I should start out by saying that I completely respect and support vegetarians and vegans, so if you were hoping this article would contain vegetarian bashing, I'm sorry to disappoint.

I was a strict vegetarian for a little over a decade, and I have only recently started eating meat again. However, I am eating meat in a way that comports with my morals; specifically by supporting food producers that take animal welfare and human safety into account.

Everyone has his or her own reasons for what and how he or she eats. There have never been more dietary life choices than there are today: vegetarians, vegans, raw vegans, pescatarians, etc. You might be kosher, gluten-free or lactose intolerant.
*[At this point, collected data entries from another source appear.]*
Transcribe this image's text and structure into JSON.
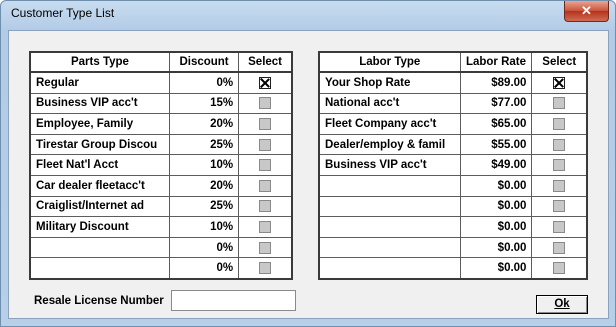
{
  "window": {
    "title": "Customer Type List",
    "close_glyph": "✕"
  },
  "parts": {
    "headers": [
      "Parts Type",
      "Discount",
      "Select"
    ],
    "rows": [
      {
        "type": "Regular",
        "discount": "0%",
        "selected": true
      },
      {
        "type": "Business VIP acc't",
        "discount": "15%",
        "selected": false
      },
      {
        "type": "Employee, Family",
        "discount": "20%",
        "selected": false
      },
      {
        "type": "Tirestar Group Discou",
        "discount": "25%",
        "selected": false
      },
      {
        "type": "Fleet Nat'l Acct",
        "discount": "10%",
        "selected": false
      },
      {
        "type": "Car dealer fleetacc't",
        "discount": "20%",
        "selected": false
      },
      {
        "type": "Craiglist/Internet ad",
        "discount": "25%",
        "selected": false
      },
      {
        "type": "Military Discount",
        "discount": "10%",
        "selected": false
      },
      {
        "type": "",
        "discount": "0%",
        "selected": false
      },
      {
        "type": "",
        "discount": "0%",
        "selected": false
      }
    ]
  },
  "labor": {
    "headers": [
      "Labor Type",
      "Labor Rate",
      "Select"
    ],
    "rows": [
      {
        "type": "Your Shop Rate",
        "rate": "$89.00",
        "selected": true
      },
      {
        "type": "National acc't",
        "rate": "$77.00",
        "selected": false
      },
      {
        "type": "Fleet Company acc't",
        "rate": "$65.00",
        "selected": false
      },
      {
        "type": "Dealer/employ & famil",
        "rate": "$55.00",
        "selected": false
      },
      {
        "type": "Business VIP acc't",
        "rate": "$49.00",
        "selected": false
      },
      {
        "type": "",
        "rate": "$0.00",
        "selected": false
      },
      {
        "type": "",
        "rate": "$0.00",
        "selected": false
      },
      {
        "type": "",
        "rate": "$0.00",
        "selected": false
      },
      {
        "type": "",
        "rate": "$0.00",
        "selected": false
      },
      {
        "type": "",
        "rate": "$0.00",
        "selected": false
      }
    ]
  },
  "resale": {
    "label": "Resale License Number",
    "value": ""
  },
  "ok_button": {
    "label": "Ok"
  }
}
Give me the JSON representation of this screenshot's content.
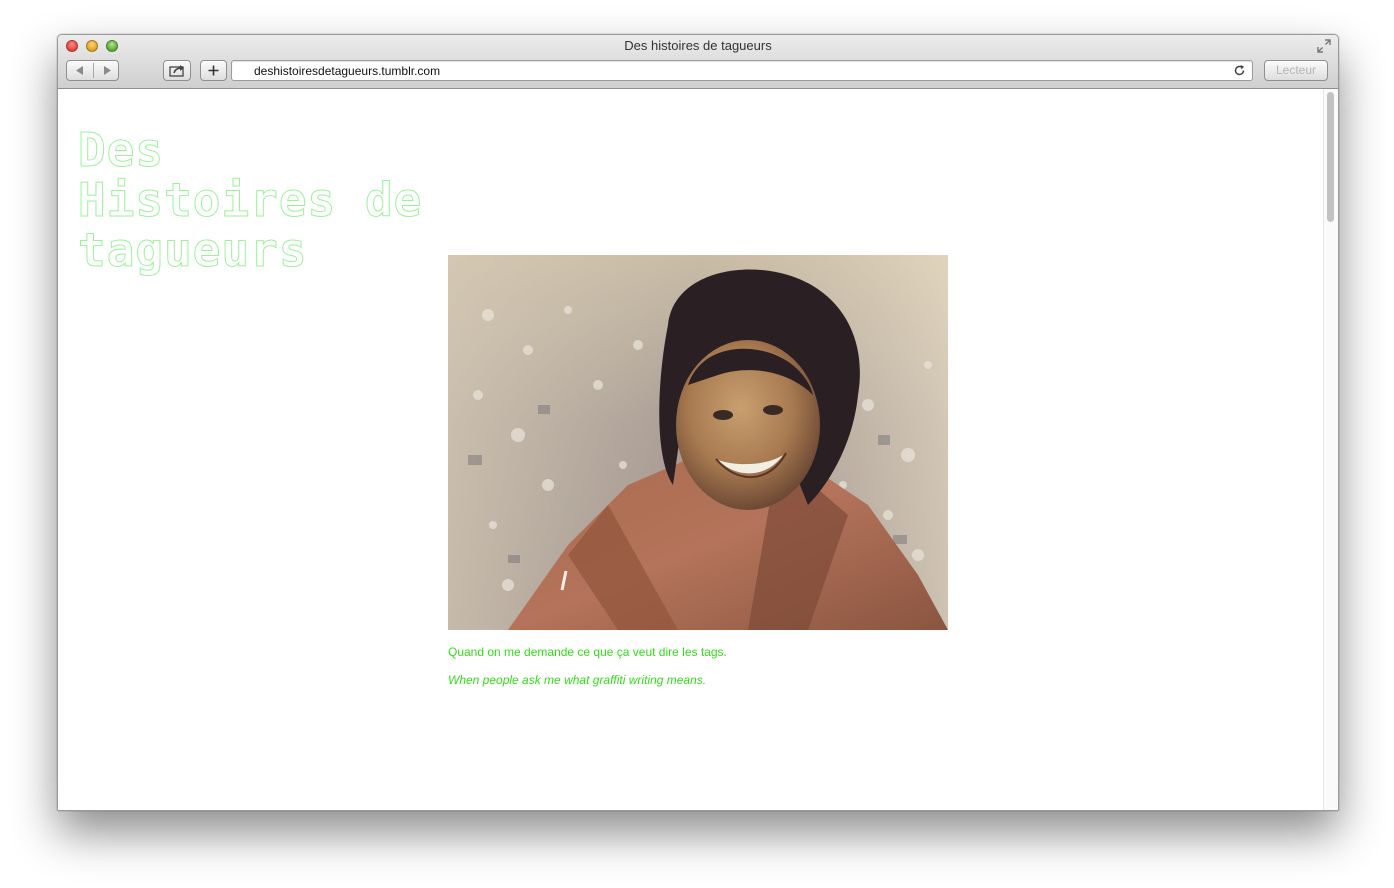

Lesser known forms include lacto-vegetarians, who are vegetarians who eat dairy products such as milk and cheese, but no eggs. Or those on the macrobiotic diet, which includes only unprocessed, unrefined foods, and generally no animal products. And, of course, the semi-vegetarian or flexitarian, who eats meat but not that much of it (do we really need a name for this?).

I never got too fancy with what I categorized myself as; I was a vegetarian, which means I didn't eat meat, poultry or fish. I did have other animal products like dairy, and I am guilty of owning some leather products, but never fur (that's another conversation).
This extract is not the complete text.